Roman Notes, ca 1970

Cy Twombly

Runtime: 01:32

Annika Gunnarsson: It looks as if someone has scribbled something in a hurry on a scrap of paper in illegible handwriting, or as if someone has tried to imitate writing.

The lines undulate across the paper in two shades of blue. They almost roll across the surface as if one colour follows the other.

After a while, it’s the aesthetics of the line and its flow that becomes the interesting thing to follow, rather than what the writing might convey in terms of linguistic content, because, as I said, there is nothing there to read, only to interpret.

The movement of the crayon across the paper tells us of a rhythmic continuity that moves through time and space, just as sheet music can make us hear sound when we see the notes.

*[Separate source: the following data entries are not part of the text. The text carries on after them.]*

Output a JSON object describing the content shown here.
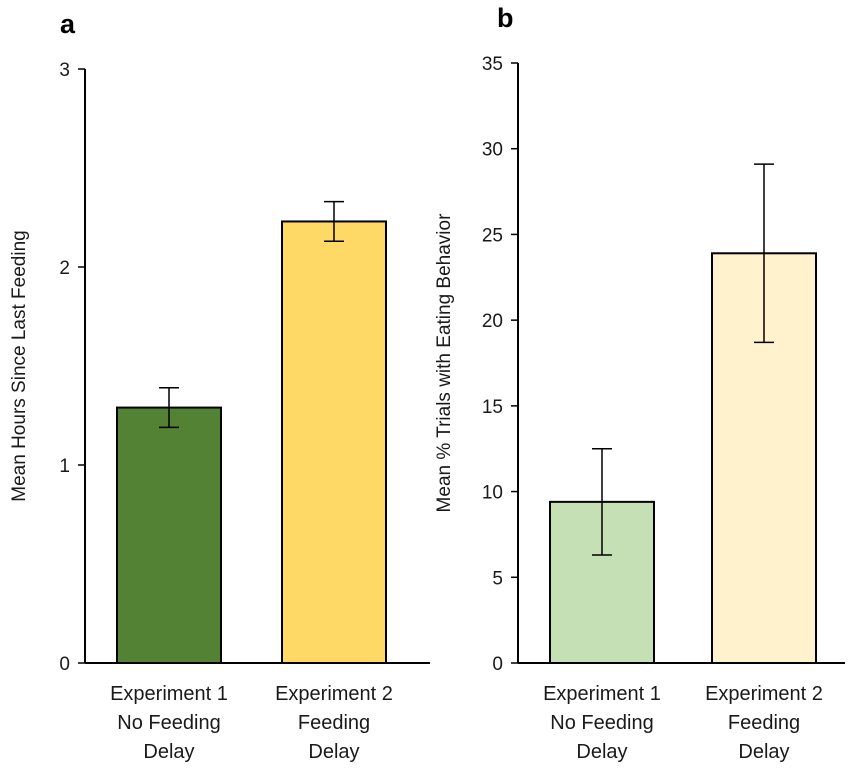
{
  "chart_data": [
    {
      "type": "bar",
      "panel_label": "a",
      "title": "",
      "xlabel": "",
      "ylabel": "Mean Hours Since Last Feeding",
      "ylim": [
        0,
        3
      ],
      "yticks": [
        "0",
        "1",
        "2",
        "3"
      ],
      "categories": [
        [
          "Experiment 1",
          "No Feeding",
          "Delay"
        ],
        [
          "Experiment 2",
          "Feeding",
          "Delay"
        ]
      ],
      "values": [
        1.29,
        2.23
      ],
      "error": [
        0.1,
        0.1
      ],
      "colors": [
        "#548235",
        "#ffd966"
      ],
      "grid": false,
      "legend": "none"
    },
    {
      "type": "bar",
      "panel_label": "b",
      "title": "",
      "xlabel": "",
      "ylabel": "Mean % Trials with Eating Behavior",
      "ylim": [
        0,
        35
      ],
      "yticks": [
        "0",
        "5",
        "10",
        "15",
        "20",
        "25",
        "30",
        "35"
      ],
      "categories": [
        [
          "Experiment 1",
          "No Feeding",
          "Delay"
        ],
        [
          "Experiment 2",
          "Feeding",
          "Delay"
        ]
      ],
      "values": [
        9.4,
        23.9
      ],
      "error": [
        3.1,
        5.2
      ],
      "colors": [
        "#c5e0b4",
        "#fff2cc"
      ],
      "grid": false,
      "legend": "none"
    }
  ]
}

Cy Twombly’s “Roman Notes” was created at a time in the 1960s when art was dissolving the boundaries between different forms of expression such as poetry, music, drawing and painting.

Throughout his artistic career, Cy Twombly followed his own unique intellectual path, working against artistic movements such as Abstract Expressionism and Minimalism, which he felt emphasised an aggressive masculinity.

Instead, Cy Twombly linked modernism to the cultural, historical, and poetic references of classical antiquity, creating a sensual and intimate dialogue between thought, hand, material, and experience.